La afición valencianista no quiso despedir a Jaume Ortí en silencio. La figura del presidente del doblete es tan querida, y tan hondo el pesar de su fallecimiento, que en el momento en el que Iglesias Villanueva dio la señal para dar inicio al silencio, los 49.000 espectadores arrancaron en aplausos espontáneos, rompiendo con toda convención, con el exigido luto, como en los funerales rítmicos de Nueva Orleans.

No podía haber silencio para recordar a un personaje que nunca entendió su cargo sin el ejercicio del afecto, la alegría y el hedonismo. Los aplausos se fundieron con la melodía de las «dolçaines». Nadie en el pueblo de Mestalla olvidará ese recuerdo.

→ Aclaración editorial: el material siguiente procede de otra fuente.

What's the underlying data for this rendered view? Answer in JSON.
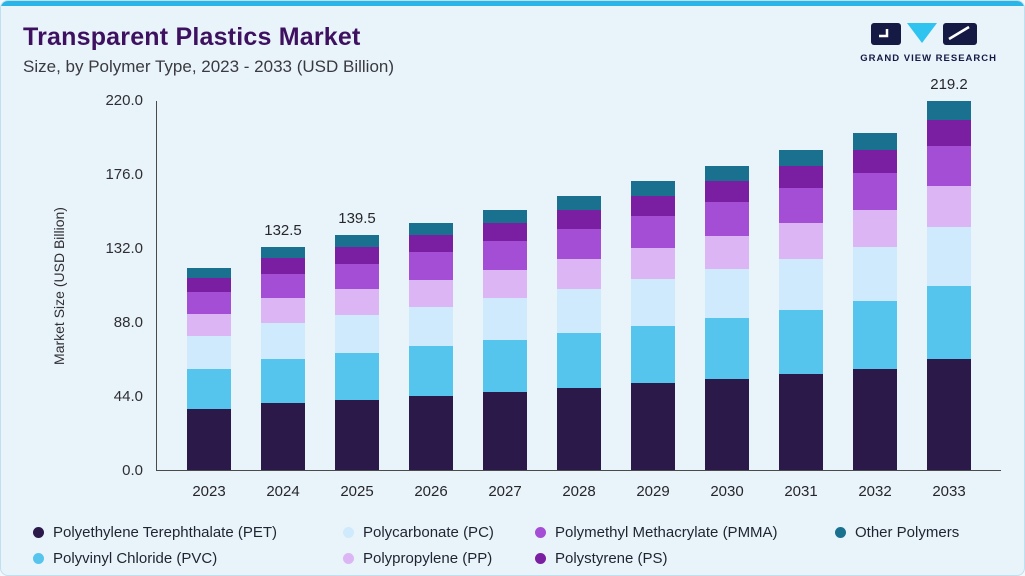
{
  "header": {
    "title": "Transparent Plastics Market",
    "subtitle": "Size, by Polymer Type, 2023 - 2033 (USD Billion)",
    "brand": "GRAND VIEW RESEARCH"
  },
  "chart_data": {
    "type": "bar",
    "stacked": true,
    "title": "Transparent Plastics Market Size, by Polymer Type, 2023 - 2033 (USD Billion)",
    "ylabel": "Market Size (USD Billion)",
    "xlabel": "",
    "ylim": [
      0,
      220
    ],
    "ytick_labels": [
      "0.0",
      "44.0",
      "88.0",
      "132.0",
      "176.0",
      "220.0"
    ],
    "grid": false,
    "legend_position": "bottom",
    "categories": [
      "2023",
      "2024",
      "2025",
      "2026",
      "2027",
      "2028",
      "2029",
      "2030",
      "2031",
      "2032",
      "2033"
    ],
    "series": [
      {
        "name": "Polyethylene Terephthalate (PET)",
        "color": "#2b1949",
        "values": [
          36.1,
          39.8,
          41.9,
          44.1,
          46.4,
          48.9,
          51.5,
          54.2,
          57.1,
          60.2,
          65.8
        ]
      },
      {
        "name": "Polyvinyl Chloride (PVC)",
        "color": "#56c5ee",
        "values": [
          24.1,
          26.5,
          27.9,
          29.4,
          31.0,
          32.6,
          34.3,
          36.2,
          38.1,
          40.1,
          43.8
        ]
      },
      {
        "name": "Polycarbonate (PC)",
        "color": "#cfeafc",
        "values": [
          19.2,
          21.2,
          22.3,
          23.5,
          24.8,
          26.1,
          27.5,
          28.9,
          30.5,
          32.1,
          35.1
        ]
      },
      {
        "name": "Polypropylene (PP)",
        "color": "#dcb5f5",
        "values": [
          13.2,
          14.6,
          15.3,
          16.2,
          17.0,
          17.9,
          18.9,
          19.9,
          20.9,
          22.1,
          24.1
        ]
      },
      {
        "name": "Polymethyl Methacrylate (PMMA)",
        "color": "#a44ed6",
        "values": [
          13.2,
          14.6,
          15.3,
          16.2,
          17.0,
          17.9,
          18.9,
          19.9,
          20.9,
          22.1,
          24.1
        ]
      },
      {
        "name": "Polystyrene (PS)",
        "color": "#7a1fa2",
        "values": [
          8.4,
          9.2,
          9.8,
          10.3,
          10.8,
          11.4,
          12.0,
          12.7,
          13.3,
          14.0,
          15.3
        ]
      },
      {
        "name": "Other Polymers",
        "color": "#19708f",
        "values": [
          6.0,
          6.6,
          7.0,
          7.4,
          7.7,
          8.2,
          8.6,
          9.0,
          9.5,
          10.0,
          11.0
        ]
      }
    ],
    "totals": [
      120.2,
      132.5,
      139.5,
      147.1,
      154.7,
      163.0,
      171.7,
      180.8,
      190.3,
      200.6,
      219.2
    ],
    "data_labels": {
      "2024": "132.5",
      "2025": "139.5",
      "2033": "219.2"
    },
    "legend_order": [
      0,
      2,
      4,
      6,
      1,
      3,
      5
    ]
  }
}
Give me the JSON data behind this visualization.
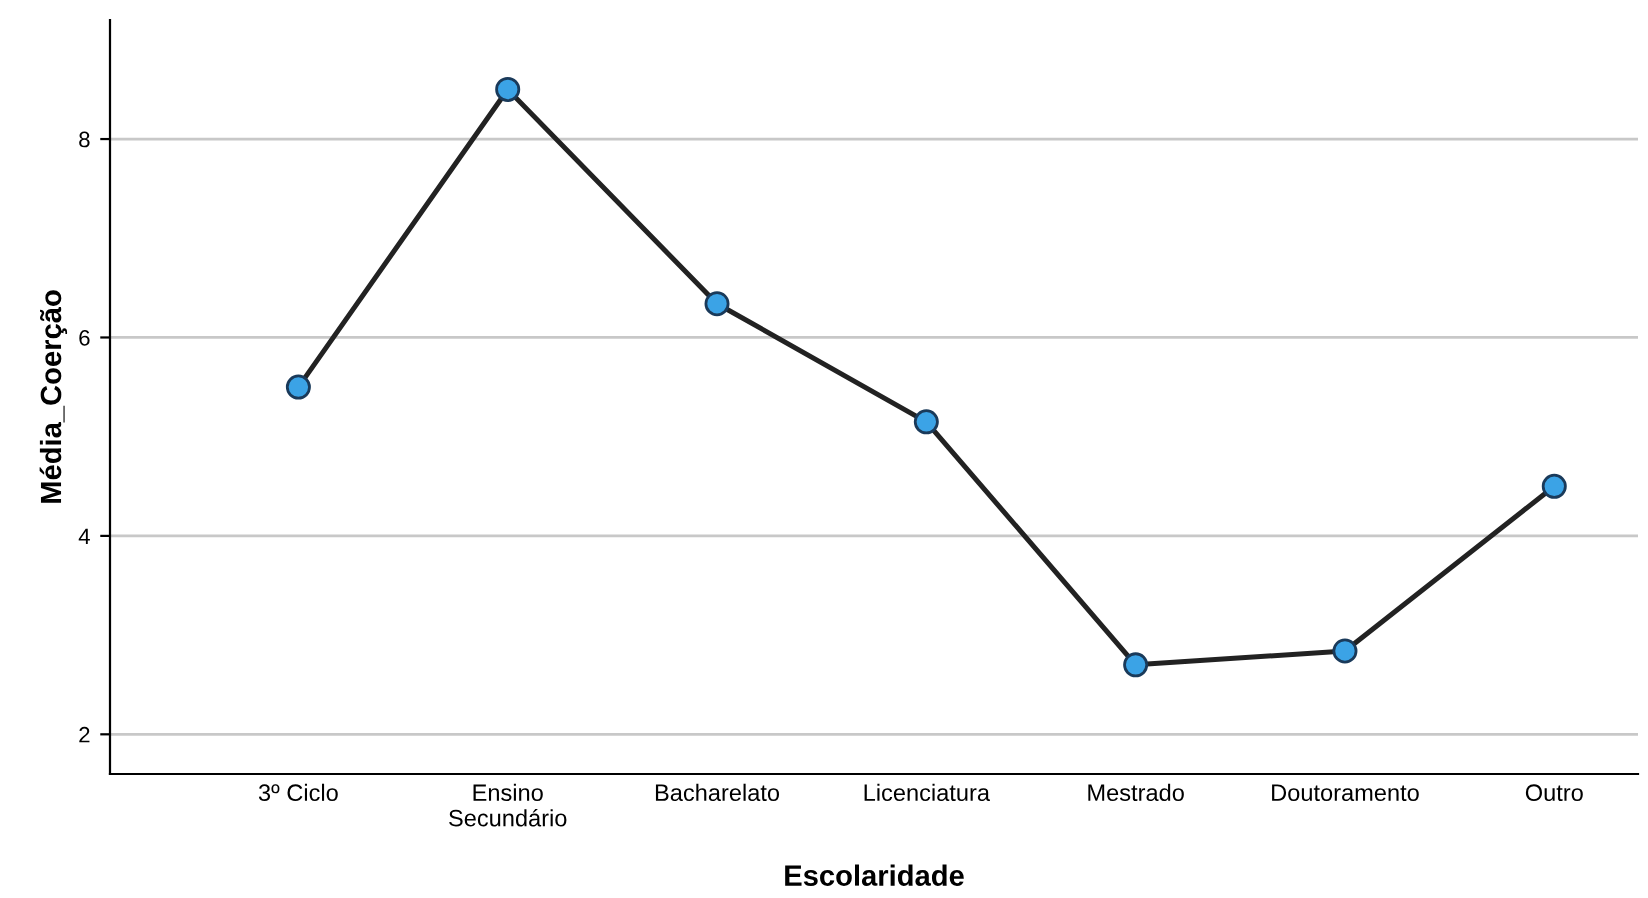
{
  "chart_data": {
    "type": "line",
    "xlabel": "Escolaridade",
    "ylabel": "Média_Coerção",
    "categories": [
      "3º Ciclo",
      "Ensino\nSecundário",
      "Bacharelato",
      "Licenciatura",
      "Mestrado",
      "Doutoramento",
      "Outro"
    ],
    "series": [
      {
        "color": "#222222",
        "values": [
          5.5,
          8.5,
          6.34,
          5.15,
          2.7,
          2.84,
          4.5
        ]
      }
    ],
    "marker": "circle",
    "ylim": [
      1.6,
      9.2
    ],
    "yticks": [
      2,
      4,
      6,
      8
    ],
    "grid": "y",
    "legend": false
  }
}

Fue un instante de cargada emotividad en una velada cargada de un voltaje emocional permanente. El presidente del doblete ya forma parte del relato histórico del club, y su nombre se conserva con la gloria enciclopédica con la que se recuerdan figuras indiscutibles, de Luis Casanova a Arturo Tuzón, pasando por Vicente Peris y tantos otros que sirvieron a la institución con una militancia insobornable, que tanto cuesta encontrar en un deporte convertido en negocio.

El homenaje fue sencillo y emotivo, acorde a la personalidad de Jaume. A las 20:40 horas, antes de la salida al campo de los jugadores, salió el mítico palmito de la peña de Aldaia, que Ortí paseó por el césped de Sarrià, la Rosaleda y el Sánchez Pizjuán, en tres de las seis ligas conquistadas por el equipo.

El azar quiso que ninguno de esos alirones se cantase sobre el césped de Mestalla. Los aficionados, muchos de ellos identificados con la peluca naranja que el dirigente se enfundó en el partido en la Romareda de 2004 que dejó sentenciado el título, entonaron el nombre de Ortí. Por los videomarcadores, mientras, aparecían los mensajes en Twitter que en los pasados días publicaron los exjugadores que coincidieron con Ortí.

El minuto de silencio por Ortí fue el momento culminante de unas horas previas marcadas por la fervorosa incondicionalidad con la que la afición encaró el partido. Dos horas antes del partido, ocho mil aficionados habían tomado la Avenida de Suecia y tributaron un recibimiento descomunal al Valencia.

Dentro del autocar, los asombrados jugadores grababan con sus móviles la escena, subida de inmediato a las redes sociales. El equipo y su hinchada se fundían en una única piel, sin ningún cordón de seguridad, con el autocar avanzando lentamente mientras los cánticos eran cada vez más ensordecedores, con las manos palmeando la carrocería. Ni los aficionados más veteranos recordaban una bienvenida de ese calado.